Financial Panther says
Really crazy what you can do when you’ve got the money to lobby for tax breaks!
Julie @ Millennial Boss says
My husband and I actually put our entire home up on Home Away and Airbnb and we got a few queries from wedding parties and families looking to rent for a local college’s graduation. We also got requests from families looking to rent out the home for the summer. This was a few years ago before we were more FI adventurous. It would have required us to move for a few months and we weren’t willing to do it. I think I set a limit that we would do it for $10k which is just not going to happen. Now looking back, I’m like WHAT IS WRONG WITH ME? We could have found a month-to-month rental. Oh well. Thanks for sharing the Masters rule! Super helpful for people to know.
Financial Panther says
Nothings wrong with you! Most people wouldn’t have the guts to rent out their primary home and find someplace else to live. It would have definitely been an interesting experiment for sure though! Imagine if you had made some big bucks renting it out as a sort of vacation home. Probably could have brought in a few thousand of tax-free income!
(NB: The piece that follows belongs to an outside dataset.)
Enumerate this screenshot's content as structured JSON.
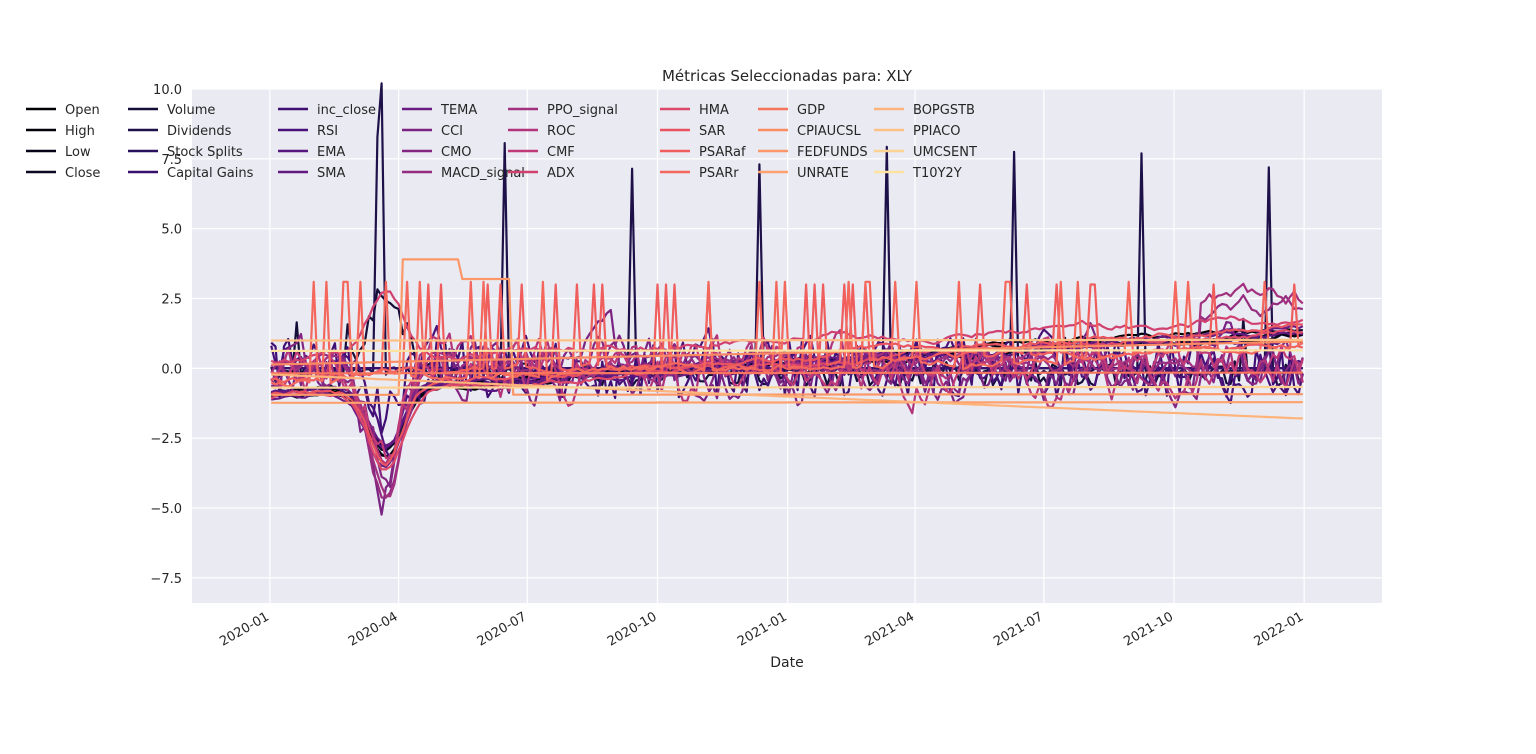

For my bachelor party, we paid $750 a night for a cabin. If you were the type of person with a cabin (which a ton of people in Minnesota have), that could be $10,000 of tax-free income if you limited the amount of time you rented out your vacation home to 14 days.
The family that owns the mansion where the Bachelor and Bachelorette are shot gets this type of deal twice a year. Shooting in LA is usually only 2 weeks before the production is on the road and doing destination travel. They must make a killing. If it was under 14 days of rental in total that is a ton of tax free money. I’d happily give up my primary home for location shoots several times a year. So many creative ways to get tax free money.
Does the IRS count the actual days of an Airbnb reservation or the number of nights stayed? Example: Most of my rentals in 2018 were people checking in Friday evening and checking out Sunday morning. Airbnb always uses the language of 2 nights, not 3 days.
This is a pretty interesting idea – renting your home out for 14 days or less to get tax free income – and then fully funding your Roth IRA with the income. Love hacking your way to a fully funded Roth IRA with side income!
My brother just mentioned the Master’s rule to me last night, that he and his wife were going to cap their Airbnb rentals at 14 days this year to just get the tax free income, and so they didn’t have to worry about claiming it on taxes. They rented their house out during the Final Four – and a couple of other big events this year and made some decent money. The question is – the income is tax free for federal taxes, but what does the state of Minnesota do – do they have a similar rule for state taxes, or are you on the hook for MN taxes?
Financial Panther says
You’re still on the hook for state taxes. It’s just a federal income tax break.